Goldman deserves a paragraph to itself in this blog.Of course you are all aware US accounting standards allow more than a handsome degree of leeway in the method of attributing and calculating write-downs on illiquid and obscure instruments.Especially notional mark to market for complex products where due to lets say,a temporary market abnormalities and price dislocations you can't actually mark to market.It's a tricky area.I call it fudging.It's all legal though.I'm sure the auditors for the major investment banks know what I'm talking about.Been tempted to qualify any of the accounts of some of the investment banking clients,just a teeny weeny bit?
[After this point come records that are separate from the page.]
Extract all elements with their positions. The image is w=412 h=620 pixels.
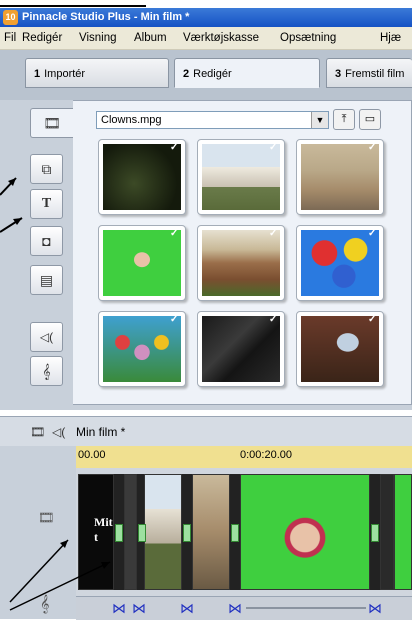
annotation-arrows <box>0 177 111 611</box>
annotation-arrow <box>9 539 69 603</box>
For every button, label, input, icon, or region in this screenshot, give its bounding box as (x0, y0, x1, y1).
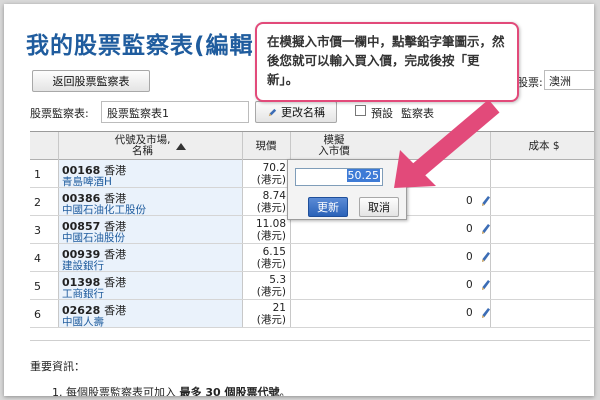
divider (30, 340, 590, 341)
rename-button[interactable]: 更改名稱 (255, 101, 337, 123)
stock-name-link[interactable]: 青島啤酒H (62, 174, 112, 189)
stock-cell: 00857 香港 中國石油股份 (59, 216, 242, 245)
current-price: 11.08 (港元) (255, 218, 286, 242)
stock-cell: 02628 香港 中國人壽 (59, 300, 242, 329)
current-price: 5.3 (港元) (256, 274, 286, 298)
table-row: 6 02628 香港 中國人壽 21 (港元) 0 (30, 300, 594, 328)
header-price: 現價 (255, 139, 277, 152)
table-row: 5 01398 香港 工商銀行 5.3 (港元) 0 (30, 272, 594, 300)
update-button[interactable]: 更新 (308, 197, 348, 217)
stock-name-link[interactable]: 工商銀行 (62, 286, 104, 301)
market-select[interactable]: 澳洲 (544, 70, 594, 90)
pencil-icon[interactable] (479, 194, 491, 208)
stock-market: 香港 (104, 248, 127, 261)
stock-name-link[interactable]: 建設銀行 (62, 258, 104, 273)
stock-name-link[interactable]: 中國人壽 (62, 314, 104, 329)
stock-name-link[interactable]: 中國石油股份 (62, 230, 125, 245)
row-number: 2 (34, 196, 41, 209)
header-code-label: 代號及市場, 名稱 (114, 134, 171, 157)
stock-name-link[interactable]: 中國石油化工股份 (62, 202, 146, 217)
header-code[interactable]: 代號及市場, 名稱 (59, 132, 242, 160)
page-title: 我的股票監察表(編輯 (26, 33, 254, 59)
sim-price-value: 0 (466, 223, 473, 235)
watchlist-name-label: 股票監察表: (30, 107, 89, 120)
row-number: 1 (34, 168, 41, 181)
stock-cell: 00168 香港 青島啤酒H (59, 160, 242, 189)
info-title: 重要資訊： (30, 360, 85, 373)
stock-cell: 01398 香港 工商銀行 (59, 272, 242, 301)
current-price: 21 (港元) (256, 302, 286, 326)
current-price: 6.15 (港元) (256, 246, 286, 270)
back-to-watchlist-button[interactable]: 返回股票監察表 (32, 70, 150, 92)
stock-cell: 00939 香港 建設銀行 (59, 244, 242, 273)
current-price: 8.74 (港元) (256, 190, 286, 214)
header-cost: 成本 $ (528, 139, 560, 152)
row-number: 5 (34, 280, 41, 293)
table-row: 4 00939 香港 建設銀行 6.15 (港元) 0 (30, 244, 594, 272)
stock-market: 香港 (104, 304, 127, 317)
pencil-icon[interactable] (479, 278, 491, 292)
header-sim-price: 模擬 入市價 (318, 134, 350, 157)
market-label: 股票: (517, 76, 543, 89)
current-price: 70.2 (港元) (256, 162, 286, 186)
info-item-bold: 最多 30 個股票代號 (179, 386, 280, 396)
info-item-text: 1. 每個股票監察表可加入 (52, 386, 180, 396)
pencil-icon[interactable] (479, 250, 491, 264)
sim-price-value: 50.25 (346, 169, 380, 182)
sort-icon[interactable] (176, 142, 187, 150)
sim-price-value: 0 (466, 195, 473, 207)
info-item: 1. 每個股票監察表可加入 最多 30 個股票代號。 (52, 384, 290, 396)
pencil-icon[interactable] (479, 306, 491, 320)
pencil-icon[interactable] (479, 222, 491, 236)
app-window: 我的股票監察表(編輯 返回股票監察表 股票監察表: 股票監察表1 更改名稱 預設… (4, 4, 594, 396)
row-number: 3 (34, 224, 41, 237)
sim-price-value: 0 (466, 307, 473, 319)
sim-price-input[interactable]: 50.25 (295, 168, 383, 186)
row-number: 4 (34, 252, 41, 265)
cancel-button[interactable]: 取消 (359, 197, 399, 217)
watchlist-name-input[interactable]: 股票監察表1 (101, 101, 249, 123)
table-header: 代號及市場, 名稱 現價 模擬 入市價 成本 $ (30, 132, 594, 160)
preset-checkbox[interactable] (355, 105, 366, 116)
table-row: 3 00857 香港 中國石油股份 11.08 (港元) 0 (30, 216, 594, 244)
arrow-icon (394, 100, 500, 188)
rename-button-label: 更改名稱 (281, 106, 325, 119)
info-item-suffix: 。 (279, 386, 291, 396)
row-number: 6 (34, 308, 41, 321)
stock-cell: 00386 香港 中國石油化工股份 (59, 188, 242, 217)
stock-market: 香港 (104, 276, 127, 289)
pencil-icon (268, 108, 277, 116)
sim-price-value: 0 (466, 279, 473, 291)
instruction-callout: 在模擬入市價一欄中，點擊鉛字筆圖示，然後您就可以輸入買入價，完成後按「更新」。 (255, 22, 519, 102)
sim-price-value: 0 (466, 251, 473, 263)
Are you sure,you can tell me.I won't tell anyone.If you're a Big 3 audit partner please be sure to keep your professional indemnity insurance up to date won't you.I won't even charge you for that advice.I'm nice me.Where were we,Goldman.Everybody gets fucked,but Goldman is up 67% on the quarter.Whether it's due to great risk management or miraculous financial legerdemain,I have no idea,but most of seems down to David Viniar.As CFOs go in these awful organisations you can but admire his decision making skills.After all he has final say in allocation of capital risk.I have no idea what Lloyd Blankfein does (though he does have a striking resemblance to Jeff Bezos of Amazon.Are they the one and the same.I have never seen them together, so suspicions were aroused).Mr Viniar is my favourite CFO by a long way,for obvious reasons.

My other favourite CFO is Jonathan Asquith of Schroders for entirely different reasons. It's ok Jonathan your parting is on the correct side of your head, it's just on a photograph it comes out as the reverse.Bless.They broke the mould with that one.